Deep Learning Visualisations
‘black box’ since DL models are non-linear due to activation functions so cannot be visualised easily. BUT, visualisation can be done using the activation and gradient of the model. The activation can be visualized using:
1. Nearest neighbor - a layer activation of an image can be taken and the nearest images of that activation can be seen together.
2 Dimensionality reduction - the dimension of the activation can be reduced by PCA and t-SNE for visualizing in two/three dimensions. PCA reduces the dimension by projecting the values in the direction of max variance. t-SNE reduces the dimension by mapping the closest points to three dimensions.
3. Maximal patches - one neuron is activated and the corresponding path with maximum activation is captured
4. Occlusion: the images are occluded (obstructed) at various positions and the activation is shown as heat maps to understand what portions of the images are important.
The neuron activations can be amplified at some layer in the network rather than synthesizing the image (as in guided backprop). This concept of amplifying the original image to see the effect of features is called DeepDream.
- Take an image and pick a layer from CNN
- Take the activations at a particular layer.
- Modify the gradient such that the gradient and activations are equal.
- Compute the gradients of the image and backpropagate.
- Image has to be jittered and normalized using regularization
- The pixel values should be clipped
- Multi-scale processing of the image is done for the effect of fractal.
Model inference
Any new data can be passed to the model to get the results. This process of getting the classification results or features from an image is termed as inference.
One-shot learning
The technique of learning with just one example. In this case, an image can be shown and it can tell whether they are similar. For most of the similarity learning tasks, a pair of positive and negative pairs are required to train.
Vanishing Gradient Problem
If the weight initialization of NN is sloppy, these non linearity functions can saturate and stop learning. Training loss will be flat and refuse to go down. For example, if your weight matrix W is initialized too large, the output of the matrix multiple could have a v large range, which is turn will make all the outputs in the vector z almost binary: 1 or 0 (using sigmoid). If this is the case, then, z*(1-z) which is the local gradient of the sigmoid non-linearity, will become 0 (vanish) in both cases, which will make the gradient for both x and W also zero. The rest of the backward pass will come out all zero from this point onward on account of the multiplication in the chain rule.
Chain rule
used for computing the derivative of the composition of two or more functions.

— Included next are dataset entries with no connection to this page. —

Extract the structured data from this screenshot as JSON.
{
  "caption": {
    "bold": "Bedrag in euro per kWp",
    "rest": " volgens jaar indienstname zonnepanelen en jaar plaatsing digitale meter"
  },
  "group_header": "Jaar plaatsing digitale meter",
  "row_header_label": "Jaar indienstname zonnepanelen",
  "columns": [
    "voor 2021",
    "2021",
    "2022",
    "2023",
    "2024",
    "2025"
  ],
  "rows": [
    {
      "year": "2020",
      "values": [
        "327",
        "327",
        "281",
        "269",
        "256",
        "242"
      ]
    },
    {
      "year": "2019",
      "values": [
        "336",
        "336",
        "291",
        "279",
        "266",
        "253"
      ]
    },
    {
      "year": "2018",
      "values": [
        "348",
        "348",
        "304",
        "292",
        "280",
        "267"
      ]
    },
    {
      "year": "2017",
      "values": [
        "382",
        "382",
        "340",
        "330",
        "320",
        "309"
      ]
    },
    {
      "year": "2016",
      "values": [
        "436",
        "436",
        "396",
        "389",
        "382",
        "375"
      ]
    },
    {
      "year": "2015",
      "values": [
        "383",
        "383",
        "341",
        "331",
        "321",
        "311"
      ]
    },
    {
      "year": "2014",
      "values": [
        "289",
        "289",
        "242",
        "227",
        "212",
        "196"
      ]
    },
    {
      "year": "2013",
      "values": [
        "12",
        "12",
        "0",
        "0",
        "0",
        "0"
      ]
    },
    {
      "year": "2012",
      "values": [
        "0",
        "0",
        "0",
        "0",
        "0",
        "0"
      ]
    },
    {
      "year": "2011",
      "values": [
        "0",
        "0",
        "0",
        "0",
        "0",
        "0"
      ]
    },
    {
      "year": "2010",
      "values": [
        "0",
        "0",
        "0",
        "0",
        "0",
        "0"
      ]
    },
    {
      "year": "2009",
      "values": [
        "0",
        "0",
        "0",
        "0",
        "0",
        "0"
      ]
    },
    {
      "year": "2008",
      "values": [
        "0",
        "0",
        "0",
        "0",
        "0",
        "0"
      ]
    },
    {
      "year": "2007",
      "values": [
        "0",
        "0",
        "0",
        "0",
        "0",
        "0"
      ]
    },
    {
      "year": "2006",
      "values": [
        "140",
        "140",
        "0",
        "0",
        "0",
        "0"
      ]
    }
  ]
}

Elastic-net regularization
Combines the L1 regularization with the L2 regularization: lambda1|w| + lambda2w2
Max-norm constraints regularization
Another form of regularization is to enforce an absolute upper bound on the magnitude of the weight vector for every neuron and use projected gradient descent to enforce the constraint.
Curse of dimensionality
The number of data points needed to fill the available space grows exponentially with the number of dimensions (or plot axes). If a classifier is not fed with data points that span the entire feature space, the classifier will not know what to do once a new data point is presented that lies far away from all the previously encountered data points.
In practice, the curse of dimensionality means that for a given sample size, there is a maximum number of features, above which the performance of our classifier will degrade rather than improve.